Enclavado en la costa noreste de Haití, entre las verdes montañas y las aguas azules del Océano Atlántico, se encuentra un pequeño pueblo con un encanto innegable: Fort Liberté. Esta joya histórica y cultural está llena de historias fascinantes, paisajes pintorescos y riqueza cultural que cautivan a visitantes de todo el mundo. Un patrimonio histórico Fort Liberté debe su nombre a la antigua fortaleza que domina la ciudad, vestigio de la época colonial francesa. Construido en el siglo XVIII para proteger la región de las invasiones extranjeras, este fuerte ofrece impresionantes vistas panorámicas de los alrededores, lo que demuestra su importancia estratégica en aquella época. Hoy en día, sirve como una importante atracción turística y ofrece a los visitantes una visión cautivadora de la turbulenta historia de Haití. Cultura y Tradiciones La riqueza cultural de Fort Liberté se refleja en sus vibrantes tradiciones, su cautivadora música y su artesanía local. Los residentes de la ciudad son famosos por su cálida hospitalidad y orgullo por su herencia. Los visitantes pueden sumergirse en la cultura local experimentando la auténtica cocina criolla, viendo espectáculos de danza tradicional o explorando mercados bulliciosos donde se puede encontrar una variedad de artesanías hechas a mano, como tallas de madera y pinturas vívidas. Belleza natural Los alrededores de Fort Liberté están llenos de impresionantes tesoros naturales. Las playas de arena blanca bordeadas de palmeras ofrecen un entorno idílico para relajarse y tomar el sol tropical. Los amantes del aire libre también encontrarán lo que buscan en las montañas de los alrededores, donde podrán caminar por la exuberante naturaleza y descubrir cascadas escondidas y panoramas impresionantes. Fort Liberté, con su cautivadora combinación de historia, cultura y naturaleza, es un destino de visita obligada para quienes deseen experimentar la verdadera esencia de Haití. Ya sea que explores los restos históricos, te sumerjas en la vida cotidiana de los lugareños o te maravilles de la belleza natural de los alrededores, este pequeño pueblo ofrece una experiencia enriquecedora y memorable para todos aquellos que tengan la oportunidad de visitarlo.

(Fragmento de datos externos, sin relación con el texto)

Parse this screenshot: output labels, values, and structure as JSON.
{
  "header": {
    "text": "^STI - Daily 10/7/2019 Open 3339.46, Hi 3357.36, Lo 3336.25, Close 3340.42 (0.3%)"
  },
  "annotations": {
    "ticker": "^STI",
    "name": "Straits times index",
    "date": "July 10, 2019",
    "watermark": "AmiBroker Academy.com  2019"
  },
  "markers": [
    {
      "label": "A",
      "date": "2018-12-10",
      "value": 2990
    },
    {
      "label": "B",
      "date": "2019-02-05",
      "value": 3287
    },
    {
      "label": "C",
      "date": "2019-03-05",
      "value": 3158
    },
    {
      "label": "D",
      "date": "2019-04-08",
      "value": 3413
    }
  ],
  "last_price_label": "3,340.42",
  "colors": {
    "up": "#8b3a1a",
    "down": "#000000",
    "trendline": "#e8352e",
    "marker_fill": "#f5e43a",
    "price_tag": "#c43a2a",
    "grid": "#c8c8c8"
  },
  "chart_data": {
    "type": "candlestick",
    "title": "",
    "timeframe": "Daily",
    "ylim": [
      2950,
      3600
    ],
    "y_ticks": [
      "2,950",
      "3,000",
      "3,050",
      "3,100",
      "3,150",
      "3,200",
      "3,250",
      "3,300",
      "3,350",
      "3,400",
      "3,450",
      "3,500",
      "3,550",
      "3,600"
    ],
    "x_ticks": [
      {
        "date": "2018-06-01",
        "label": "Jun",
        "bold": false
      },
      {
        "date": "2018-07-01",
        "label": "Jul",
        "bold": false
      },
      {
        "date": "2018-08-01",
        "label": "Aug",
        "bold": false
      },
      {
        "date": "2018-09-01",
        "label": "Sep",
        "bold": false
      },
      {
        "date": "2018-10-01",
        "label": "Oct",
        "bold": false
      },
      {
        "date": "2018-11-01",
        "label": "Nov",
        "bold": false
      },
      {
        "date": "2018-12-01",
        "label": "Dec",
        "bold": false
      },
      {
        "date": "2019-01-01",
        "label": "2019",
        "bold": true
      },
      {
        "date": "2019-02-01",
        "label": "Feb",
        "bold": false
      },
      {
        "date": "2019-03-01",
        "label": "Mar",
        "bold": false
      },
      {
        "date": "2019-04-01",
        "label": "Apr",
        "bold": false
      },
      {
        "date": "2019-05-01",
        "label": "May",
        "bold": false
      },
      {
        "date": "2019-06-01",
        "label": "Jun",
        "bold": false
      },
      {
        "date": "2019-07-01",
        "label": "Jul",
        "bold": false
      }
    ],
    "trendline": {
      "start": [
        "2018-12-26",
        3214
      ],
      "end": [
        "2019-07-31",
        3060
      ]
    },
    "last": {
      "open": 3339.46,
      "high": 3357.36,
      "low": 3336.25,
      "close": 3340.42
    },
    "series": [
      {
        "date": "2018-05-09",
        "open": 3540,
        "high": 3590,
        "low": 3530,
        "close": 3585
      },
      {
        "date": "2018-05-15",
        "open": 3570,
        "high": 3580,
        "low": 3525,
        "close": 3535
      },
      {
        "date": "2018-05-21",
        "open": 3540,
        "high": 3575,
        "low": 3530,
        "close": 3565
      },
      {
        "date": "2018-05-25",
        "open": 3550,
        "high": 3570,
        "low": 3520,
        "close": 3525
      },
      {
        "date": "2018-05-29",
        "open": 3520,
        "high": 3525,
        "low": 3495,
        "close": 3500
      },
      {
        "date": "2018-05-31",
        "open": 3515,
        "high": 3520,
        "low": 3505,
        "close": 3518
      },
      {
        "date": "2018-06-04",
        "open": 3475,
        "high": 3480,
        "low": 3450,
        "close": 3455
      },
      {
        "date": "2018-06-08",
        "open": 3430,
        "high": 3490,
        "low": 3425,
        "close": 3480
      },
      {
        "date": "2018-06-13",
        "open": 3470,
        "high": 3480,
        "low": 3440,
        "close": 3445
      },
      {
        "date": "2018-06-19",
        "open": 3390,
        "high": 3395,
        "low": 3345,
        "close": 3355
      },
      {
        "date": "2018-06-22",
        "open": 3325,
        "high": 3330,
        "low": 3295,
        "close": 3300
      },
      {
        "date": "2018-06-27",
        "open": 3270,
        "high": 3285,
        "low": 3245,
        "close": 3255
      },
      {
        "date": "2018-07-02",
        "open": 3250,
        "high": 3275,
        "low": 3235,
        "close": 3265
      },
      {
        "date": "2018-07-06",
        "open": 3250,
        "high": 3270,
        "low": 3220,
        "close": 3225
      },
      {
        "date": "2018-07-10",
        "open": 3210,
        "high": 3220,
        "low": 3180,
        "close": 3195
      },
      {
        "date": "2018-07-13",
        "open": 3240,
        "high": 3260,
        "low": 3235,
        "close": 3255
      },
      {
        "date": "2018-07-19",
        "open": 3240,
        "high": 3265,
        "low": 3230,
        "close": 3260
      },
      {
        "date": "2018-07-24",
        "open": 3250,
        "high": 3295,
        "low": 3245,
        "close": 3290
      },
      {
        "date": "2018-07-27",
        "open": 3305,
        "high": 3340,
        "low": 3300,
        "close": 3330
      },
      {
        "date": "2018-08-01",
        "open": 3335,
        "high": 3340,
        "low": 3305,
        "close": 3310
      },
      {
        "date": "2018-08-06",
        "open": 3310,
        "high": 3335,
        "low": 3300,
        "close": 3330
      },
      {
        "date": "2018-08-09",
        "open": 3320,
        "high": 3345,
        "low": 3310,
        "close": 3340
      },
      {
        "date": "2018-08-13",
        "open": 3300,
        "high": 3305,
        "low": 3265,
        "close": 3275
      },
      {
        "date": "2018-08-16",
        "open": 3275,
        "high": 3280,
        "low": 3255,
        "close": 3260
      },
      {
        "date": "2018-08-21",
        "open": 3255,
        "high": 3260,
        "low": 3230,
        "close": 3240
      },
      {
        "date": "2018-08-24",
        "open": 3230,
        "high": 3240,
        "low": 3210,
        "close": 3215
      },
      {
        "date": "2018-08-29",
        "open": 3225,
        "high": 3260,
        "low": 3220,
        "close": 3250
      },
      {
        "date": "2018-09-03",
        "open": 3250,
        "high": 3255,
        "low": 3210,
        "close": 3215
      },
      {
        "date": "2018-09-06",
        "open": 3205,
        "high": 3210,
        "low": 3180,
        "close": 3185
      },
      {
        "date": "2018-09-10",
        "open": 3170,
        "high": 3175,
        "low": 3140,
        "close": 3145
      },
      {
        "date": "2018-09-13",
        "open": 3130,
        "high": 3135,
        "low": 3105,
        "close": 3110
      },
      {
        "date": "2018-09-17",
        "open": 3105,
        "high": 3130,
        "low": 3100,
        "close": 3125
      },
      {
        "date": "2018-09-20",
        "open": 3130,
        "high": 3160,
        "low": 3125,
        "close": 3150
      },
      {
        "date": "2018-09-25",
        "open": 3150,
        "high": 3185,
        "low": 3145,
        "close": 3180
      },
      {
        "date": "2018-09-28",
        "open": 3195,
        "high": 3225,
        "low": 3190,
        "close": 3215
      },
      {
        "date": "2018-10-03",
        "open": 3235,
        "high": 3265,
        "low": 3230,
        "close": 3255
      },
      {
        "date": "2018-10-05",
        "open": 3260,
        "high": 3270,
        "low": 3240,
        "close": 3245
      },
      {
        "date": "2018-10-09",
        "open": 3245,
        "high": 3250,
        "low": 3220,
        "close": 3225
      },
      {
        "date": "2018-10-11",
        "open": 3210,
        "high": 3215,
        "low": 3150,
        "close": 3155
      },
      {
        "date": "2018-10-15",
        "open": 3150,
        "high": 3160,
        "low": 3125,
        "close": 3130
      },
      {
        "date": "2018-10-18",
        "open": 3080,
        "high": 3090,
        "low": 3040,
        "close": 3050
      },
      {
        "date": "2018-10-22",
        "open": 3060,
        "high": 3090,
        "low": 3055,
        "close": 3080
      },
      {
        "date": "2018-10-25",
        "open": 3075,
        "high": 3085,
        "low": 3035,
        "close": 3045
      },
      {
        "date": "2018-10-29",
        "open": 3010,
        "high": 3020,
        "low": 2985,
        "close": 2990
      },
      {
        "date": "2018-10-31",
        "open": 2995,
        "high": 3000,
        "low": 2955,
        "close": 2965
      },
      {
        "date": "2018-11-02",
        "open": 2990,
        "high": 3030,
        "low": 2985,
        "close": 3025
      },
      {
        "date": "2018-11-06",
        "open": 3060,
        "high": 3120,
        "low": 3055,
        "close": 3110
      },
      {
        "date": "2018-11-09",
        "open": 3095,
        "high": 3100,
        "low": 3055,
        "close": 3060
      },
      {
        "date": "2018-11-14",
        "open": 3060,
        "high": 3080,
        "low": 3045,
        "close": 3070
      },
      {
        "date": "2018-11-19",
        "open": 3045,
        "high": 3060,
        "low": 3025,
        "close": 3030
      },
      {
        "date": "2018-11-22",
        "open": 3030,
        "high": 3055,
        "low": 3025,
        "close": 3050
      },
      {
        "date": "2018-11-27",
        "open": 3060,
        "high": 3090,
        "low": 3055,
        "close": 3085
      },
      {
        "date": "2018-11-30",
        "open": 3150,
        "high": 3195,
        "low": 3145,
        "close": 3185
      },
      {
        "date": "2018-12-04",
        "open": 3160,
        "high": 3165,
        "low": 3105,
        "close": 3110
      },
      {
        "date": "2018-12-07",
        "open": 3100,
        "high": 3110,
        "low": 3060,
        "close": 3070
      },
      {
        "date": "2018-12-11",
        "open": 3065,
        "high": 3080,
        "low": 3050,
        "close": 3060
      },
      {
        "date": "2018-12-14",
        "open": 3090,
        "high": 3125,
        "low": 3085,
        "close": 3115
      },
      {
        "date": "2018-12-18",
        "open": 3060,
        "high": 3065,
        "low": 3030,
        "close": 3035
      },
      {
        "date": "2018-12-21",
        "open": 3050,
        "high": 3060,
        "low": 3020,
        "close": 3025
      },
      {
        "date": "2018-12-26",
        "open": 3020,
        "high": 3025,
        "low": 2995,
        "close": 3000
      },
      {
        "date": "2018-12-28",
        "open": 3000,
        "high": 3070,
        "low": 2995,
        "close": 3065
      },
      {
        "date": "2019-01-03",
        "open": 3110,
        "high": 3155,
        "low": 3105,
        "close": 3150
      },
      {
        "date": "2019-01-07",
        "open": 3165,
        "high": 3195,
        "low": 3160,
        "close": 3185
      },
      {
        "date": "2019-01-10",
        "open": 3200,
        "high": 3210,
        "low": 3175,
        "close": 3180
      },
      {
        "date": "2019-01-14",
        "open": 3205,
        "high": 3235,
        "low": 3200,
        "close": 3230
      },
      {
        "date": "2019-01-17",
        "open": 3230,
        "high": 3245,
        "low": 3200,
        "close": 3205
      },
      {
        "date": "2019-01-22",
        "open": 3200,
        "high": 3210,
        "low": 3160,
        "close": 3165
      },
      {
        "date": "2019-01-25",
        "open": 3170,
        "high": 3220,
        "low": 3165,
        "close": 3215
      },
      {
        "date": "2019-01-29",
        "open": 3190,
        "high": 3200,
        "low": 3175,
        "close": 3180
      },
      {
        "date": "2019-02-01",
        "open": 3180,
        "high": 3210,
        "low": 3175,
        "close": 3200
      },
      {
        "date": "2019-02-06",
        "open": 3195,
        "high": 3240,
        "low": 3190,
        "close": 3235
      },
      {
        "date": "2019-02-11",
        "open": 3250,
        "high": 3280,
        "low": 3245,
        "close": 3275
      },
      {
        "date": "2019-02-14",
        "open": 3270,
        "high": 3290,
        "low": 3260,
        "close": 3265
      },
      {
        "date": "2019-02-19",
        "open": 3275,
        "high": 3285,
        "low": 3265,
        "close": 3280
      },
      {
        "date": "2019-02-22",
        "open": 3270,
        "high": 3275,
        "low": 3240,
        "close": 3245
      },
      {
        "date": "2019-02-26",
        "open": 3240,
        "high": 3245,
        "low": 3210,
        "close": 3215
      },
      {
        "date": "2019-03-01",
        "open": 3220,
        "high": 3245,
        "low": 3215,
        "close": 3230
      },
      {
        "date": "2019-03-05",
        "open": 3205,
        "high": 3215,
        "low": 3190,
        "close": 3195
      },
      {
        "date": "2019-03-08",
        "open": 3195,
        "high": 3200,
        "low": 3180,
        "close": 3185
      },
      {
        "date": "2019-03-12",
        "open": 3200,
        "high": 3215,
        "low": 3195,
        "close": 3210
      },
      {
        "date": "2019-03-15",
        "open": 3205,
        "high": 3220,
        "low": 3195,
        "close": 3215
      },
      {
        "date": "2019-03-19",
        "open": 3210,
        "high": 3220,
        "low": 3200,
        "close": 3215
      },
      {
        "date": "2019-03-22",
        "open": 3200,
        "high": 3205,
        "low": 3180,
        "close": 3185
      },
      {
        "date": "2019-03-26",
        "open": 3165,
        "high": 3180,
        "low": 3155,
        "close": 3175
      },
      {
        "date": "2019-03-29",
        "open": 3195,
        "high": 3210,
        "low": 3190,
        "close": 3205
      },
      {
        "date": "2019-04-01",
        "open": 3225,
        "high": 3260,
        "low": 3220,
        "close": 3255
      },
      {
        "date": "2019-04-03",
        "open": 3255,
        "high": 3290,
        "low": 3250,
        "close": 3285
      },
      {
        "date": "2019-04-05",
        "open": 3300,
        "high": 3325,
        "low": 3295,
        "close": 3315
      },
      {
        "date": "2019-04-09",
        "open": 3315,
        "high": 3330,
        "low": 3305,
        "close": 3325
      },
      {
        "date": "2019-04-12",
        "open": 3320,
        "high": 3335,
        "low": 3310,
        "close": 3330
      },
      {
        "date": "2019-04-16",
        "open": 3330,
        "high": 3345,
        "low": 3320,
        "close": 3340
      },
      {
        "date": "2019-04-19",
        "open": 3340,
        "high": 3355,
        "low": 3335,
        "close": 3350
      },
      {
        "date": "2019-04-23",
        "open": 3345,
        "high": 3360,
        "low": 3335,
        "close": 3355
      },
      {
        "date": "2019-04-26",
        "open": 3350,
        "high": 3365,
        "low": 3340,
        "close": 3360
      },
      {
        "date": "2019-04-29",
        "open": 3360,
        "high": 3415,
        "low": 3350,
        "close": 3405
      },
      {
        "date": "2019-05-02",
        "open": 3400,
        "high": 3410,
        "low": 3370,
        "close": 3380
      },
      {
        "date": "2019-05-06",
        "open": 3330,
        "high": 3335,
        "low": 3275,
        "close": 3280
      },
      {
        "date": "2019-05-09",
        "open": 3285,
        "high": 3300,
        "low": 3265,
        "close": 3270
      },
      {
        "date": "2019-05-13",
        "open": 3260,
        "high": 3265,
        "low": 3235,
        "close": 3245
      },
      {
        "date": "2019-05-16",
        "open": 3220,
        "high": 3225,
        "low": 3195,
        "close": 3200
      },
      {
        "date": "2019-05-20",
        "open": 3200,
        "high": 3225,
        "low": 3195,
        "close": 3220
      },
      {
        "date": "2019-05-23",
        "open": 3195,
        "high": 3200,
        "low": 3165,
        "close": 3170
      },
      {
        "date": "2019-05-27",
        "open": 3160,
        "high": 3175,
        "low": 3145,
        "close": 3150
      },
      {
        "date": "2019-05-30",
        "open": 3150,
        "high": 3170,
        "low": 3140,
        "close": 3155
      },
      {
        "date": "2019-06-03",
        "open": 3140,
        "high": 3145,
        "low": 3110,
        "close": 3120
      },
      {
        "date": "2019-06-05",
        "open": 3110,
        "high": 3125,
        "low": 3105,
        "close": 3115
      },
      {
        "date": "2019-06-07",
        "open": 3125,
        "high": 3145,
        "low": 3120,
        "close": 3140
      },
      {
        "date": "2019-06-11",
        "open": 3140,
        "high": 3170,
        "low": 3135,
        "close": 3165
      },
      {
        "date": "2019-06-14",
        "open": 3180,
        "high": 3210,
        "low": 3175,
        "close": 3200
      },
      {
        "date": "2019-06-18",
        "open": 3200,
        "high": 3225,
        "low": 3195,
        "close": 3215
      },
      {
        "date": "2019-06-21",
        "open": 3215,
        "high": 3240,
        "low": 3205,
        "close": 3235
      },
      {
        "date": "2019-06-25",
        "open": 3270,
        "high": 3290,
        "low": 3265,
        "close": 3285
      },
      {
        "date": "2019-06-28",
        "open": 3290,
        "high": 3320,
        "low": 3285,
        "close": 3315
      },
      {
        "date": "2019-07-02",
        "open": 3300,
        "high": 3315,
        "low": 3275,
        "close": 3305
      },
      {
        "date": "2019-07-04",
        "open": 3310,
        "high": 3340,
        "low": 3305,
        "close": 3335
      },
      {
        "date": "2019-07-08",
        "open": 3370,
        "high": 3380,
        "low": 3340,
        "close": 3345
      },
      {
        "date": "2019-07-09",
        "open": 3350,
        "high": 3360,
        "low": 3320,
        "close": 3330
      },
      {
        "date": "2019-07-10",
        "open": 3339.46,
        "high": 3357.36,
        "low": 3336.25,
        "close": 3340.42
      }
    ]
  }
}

Primera nación negra en liberarse de la esclavitud y obtener la independencia de Francia en 1804 e influyó en otros movimientos de liberación en todo el mundo, inspirando luchas por la libertad y la igualdad.

Haití ha sido bendecido con espectaculares paisajes naturales, que incluyen playas de arena blanca, montañas y una rica biodiversidad.

Haití tiene un rico patrimonio histórico, que incluye sitios como la Citadelle Laferrière y el Palacio Sans-Souci, catalogados como Patrimonio de la Humanidad por la UNESCO.

Haití tiene una cultura rica y diversa, influenciada por elementos africanos, europeos e indígenas. La música, la danza, el arte y la cocina haitianas se celebran en todo el mundo.